Talavera Cocina Mexicana
This long-standing Gables Mexican spot has one of the singularly most enticing dishes of a restaurant participating this year: a 16-ounce rib eye lathered in a huitlacoche-and-leek sauce, topped with oyster mushrooms and fried leeks, and served with guajillo-garlic potatoes. That sounds worth $39 by itself, no?
La Mar by Gaston Acurio
Executive chef Diego Oka wants you to come back to La Mar. Hence, he and the kitchen seem eager to throw everything they have at your table. There’s no choice of appetizer. You get a mixed-seafood ceviche, a fish causa, and a quinoa caprese dressed with an ají amarillo vinaigrette. Then it’s on to pork jowl/quinoa tamales and grilled fish with seco sauce and mint chalaca, or Peruvian pasta with basil and ají amarillo pesto and beef milanesa. Pack up your maracuya cheesecake — with all of that food, you’ll have no room for dessert.

Cantina La Veinte
Apparently, Oka and Cantina La Veinte’s Santiago Gomez planned their Spice menus together. At this high-end Mexican spot nestled into the Icon, you start with a concise sampling — a baja shrimp taco, tuna ceviche, octopus tostada — before ending with another. In between, opt for the duck confit enmoladas, made by packing the slow-cooked fowl into fresh corn masa turnovers and topped simply with queso fresco.

Fifi’s Place
Whole Fish Alert. Always a rare find during Spice, this Mid-Beach seafood hideout will grill or fry your beast to order. If you’re a table for two, pair it with a 12-ounce Delmonico steak for the perfect dinner.

Perricone’s Marketplace & Café
As Brickell has changed over the years, Perricone’s has remained reliably and wonderfully the same. If you’ve been distracted by everything opening in the neighborhood, Miami Spice is an auspicious time to return. This could be the ideal Spice menu: The baked Brie, the veal skirt steak, and chocolate truffle mousse torte could cost you upward of $50. You’ll still probably spend that, but hey, at least you’ll get a glass of wine in the deal.

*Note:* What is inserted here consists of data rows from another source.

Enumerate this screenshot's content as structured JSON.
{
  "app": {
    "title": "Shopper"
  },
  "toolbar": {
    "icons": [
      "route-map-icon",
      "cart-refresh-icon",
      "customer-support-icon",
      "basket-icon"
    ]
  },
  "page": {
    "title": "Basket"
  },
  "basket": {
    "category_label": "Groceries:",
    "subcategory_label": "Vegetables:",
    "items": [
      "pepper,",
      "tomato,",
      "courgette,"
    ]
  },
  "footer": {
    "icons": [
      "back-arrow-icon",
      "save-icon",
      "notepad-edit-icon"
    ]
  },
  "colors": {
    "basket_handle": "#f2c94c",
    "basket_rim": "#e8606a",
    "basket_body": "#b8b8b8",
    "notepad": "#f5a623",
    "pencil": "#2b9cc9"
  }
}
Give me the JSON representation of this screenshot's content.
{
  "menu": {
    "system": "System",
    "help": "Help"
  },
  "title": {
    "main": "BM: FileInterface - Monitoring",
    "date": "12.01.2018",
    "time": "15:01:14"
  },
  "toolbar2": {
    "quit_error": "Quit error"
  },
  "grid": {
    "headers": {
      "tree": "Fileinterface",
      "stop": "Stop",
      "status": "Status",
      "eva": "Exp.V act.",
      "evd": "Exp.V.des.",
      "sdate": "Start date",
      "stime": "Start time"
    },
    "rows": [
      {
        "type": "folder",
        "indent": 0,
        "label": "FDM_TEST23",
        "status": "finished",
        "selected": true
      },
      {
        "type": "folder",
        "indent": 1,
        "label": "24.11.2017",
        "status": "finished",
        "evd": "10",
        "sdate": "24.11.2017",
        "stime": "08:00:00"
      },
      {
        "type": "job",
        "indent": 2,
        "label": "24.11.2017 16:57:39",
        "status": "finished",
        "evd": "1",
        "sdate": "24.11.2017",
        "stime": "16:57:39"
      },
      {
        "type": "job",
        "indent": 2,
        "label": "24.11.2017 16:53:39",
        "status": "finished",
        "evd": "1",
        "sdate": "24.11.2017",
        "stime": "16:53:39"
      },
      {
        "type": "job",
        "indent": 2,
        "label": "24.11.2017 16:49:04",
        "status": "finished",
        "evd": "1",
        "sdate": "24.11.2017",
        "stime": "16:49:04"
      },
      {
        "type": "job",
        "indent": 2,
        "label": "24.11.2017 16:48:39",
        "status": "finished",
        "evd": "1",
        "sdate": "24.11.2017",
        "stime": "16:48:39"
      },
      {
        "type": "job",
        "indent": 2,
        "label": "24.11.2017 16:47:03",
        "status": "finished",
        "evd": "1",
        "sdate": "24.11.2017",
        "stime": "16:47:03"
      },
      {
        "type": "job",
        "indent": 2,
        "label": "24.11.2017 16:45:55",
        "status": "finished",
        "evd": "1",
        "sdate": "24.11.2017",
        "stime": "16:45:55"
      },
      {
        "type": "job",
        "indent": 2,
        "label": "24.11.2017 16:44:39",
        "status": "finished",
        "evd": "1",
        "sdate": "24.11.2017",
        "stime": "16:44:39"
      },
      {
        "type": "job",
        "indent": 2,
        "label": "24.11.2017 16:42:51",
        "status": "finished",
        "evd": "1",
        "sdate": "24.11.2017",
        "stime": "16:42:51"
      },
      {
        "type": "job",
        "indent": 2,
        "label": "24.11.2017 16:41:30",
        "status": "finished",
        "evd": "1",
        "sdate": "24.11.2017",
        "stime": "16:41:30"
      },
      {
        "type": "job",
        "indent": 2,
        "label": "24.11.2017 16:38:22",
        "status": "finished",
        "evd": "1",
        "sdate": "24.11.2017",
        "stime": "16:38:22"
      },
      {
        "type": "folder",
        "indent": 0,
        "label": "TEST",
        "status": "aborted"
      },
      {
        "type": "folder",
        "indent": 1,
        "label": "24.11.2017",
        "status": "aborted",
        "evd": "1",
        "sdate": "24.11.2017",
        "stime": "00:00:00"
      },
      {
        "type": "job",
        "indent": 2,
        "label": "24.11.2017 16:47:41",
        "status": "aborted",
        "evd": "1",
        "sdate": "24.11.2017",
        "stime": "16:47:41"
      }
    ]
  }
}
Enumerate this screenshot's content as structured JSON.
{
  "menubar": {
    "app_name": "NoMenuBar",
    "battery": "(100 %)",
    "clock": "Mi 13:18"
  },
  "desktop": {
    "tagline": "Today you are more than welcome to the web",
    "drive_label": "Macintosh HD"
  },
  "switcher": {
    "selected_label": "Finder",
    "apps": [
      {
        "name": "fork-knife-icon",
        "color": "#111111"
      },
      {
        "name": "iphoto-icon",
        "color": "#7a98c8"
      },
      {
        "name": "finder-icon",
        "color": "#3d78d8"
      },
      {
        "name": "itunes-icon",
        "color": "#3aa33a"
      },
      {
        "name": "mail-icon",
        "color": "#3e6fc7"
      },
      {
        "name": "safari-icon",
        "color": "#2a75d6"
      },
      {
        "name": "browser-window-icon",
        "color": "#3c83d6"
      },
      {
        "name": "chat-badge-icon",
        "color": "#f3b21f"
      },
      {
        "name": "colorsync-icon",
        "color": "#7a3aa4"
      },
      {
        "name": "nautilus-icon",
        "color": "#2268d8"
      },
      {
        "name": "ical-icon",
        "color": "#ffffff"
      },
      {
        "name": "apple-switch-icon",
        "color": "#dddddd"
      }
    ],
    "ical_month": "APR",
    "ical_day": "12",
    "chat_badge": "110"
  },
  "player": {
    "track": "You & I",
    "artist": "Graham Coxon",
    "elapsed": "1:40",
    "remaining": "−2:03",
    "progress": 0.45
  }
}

Redlander Restaurant at Schnebly Redland's Winery
Schlep to Schnebly’s on the weekend to taste the result of a chef having fun. Remember Dewey LoSasso? The Forge’s former kitchen master has been down in the Redland spending time on the winery’s growing farm while also quietly running its Redlander Restaurant. Dinner is Friday and Saturday nights, but for your efforts, you’ll be rewarded with lobster-and-rock-shrimp empanadas, filet mignon with green mango slaw and sorrel slaw, and seared wahoo crusted with tomme from Central Florida. Don’t skip the spent-grain bread (from the brewery) layered with chocolate, sprinkled with sea salt, and served with hot pepper dulce de leche ice cream. It’s a long ride back, so you'll need the sugar to stay awake.

Miami Spice is that time of year when the crew at this downtown seafood spot rolls out its butcher knives and dishes out huge blood-red slabs of prime rib that could fetch $39 alone. Of course that isn’t enough to fill you up. So decide between snow crab claws and oysters Frank. The latter are named for chef de cuisine Robert Frank and come loaded with manchego, smoked bacon, sherry, and butter. For dessert, opt for the restaurant's beloved Heath bar bread pudding with spicy whipped cream. If it ain’t broke...

Toscana Divino
The offerings here are both lengthy and creative. That’s just what makes a place stand out in this all-out rush to fill tables during the slower summer months. The "mole Italiana," which the menu says includes 59 ingredients cooked over four days, could go very well or very wrong, but it seems worth a shot. So too does the carbonara di mare, featuring fish roe, sea urchin, and bottarga. Or keep it simple with handmade pasta spears called pici served with duck ragu, or branzino simply prepared with capers and parsley.
Palme d’Or
Truth be told, you ought to visit Palme d’Or — whose kitchen in recent years has been helmed by Gregory Pugin — ready to spend. If you’re still not convinced, consider this: Pugin came to the Biltmore from Joël Robuchon’s special forces who jetted around the world opening the famed French chef’s latest soon-to-be-starred spots. Your meal might begin with octopus, snails, and wild mushrooms all in a spring onion emulsion. Or you may opt for the rich, sturdy tart from France’s Basque region crowned with marinated tuna and a quail egg. Then you’re off with butter-roasted scallops alongside a tasting of corn, or a roasted duck breast with kumquats, turnip, and orange sauce. Of course, the classic option of a perfectly cooked piece of beef tenderloin alongside potatoes roasted in duck fat will never disappoint. Whatever you do, please finish with cheese.
At this Sunset Harbour spot where the Pubbelly Boys' empire began, chef Jose Mendin is evolving his cuisine into something sophisticated while maintaining its piggish fun. That's why you’re ordered to select five choices from a lengthy list of appetizers that includes veal brains, sweetbreads, Japanese amberjack, octopus, and buns filled with soft-shell crab, short rib, and buffalo sweetbreads. Whew. Not done yet. You still have to choose a quartet for your table from the pasta offerings. May we suggest the uni pasta with harissa butter and horseradish, the kimchee bolognese, the corn soup dumplings, and the short-rib gyoza?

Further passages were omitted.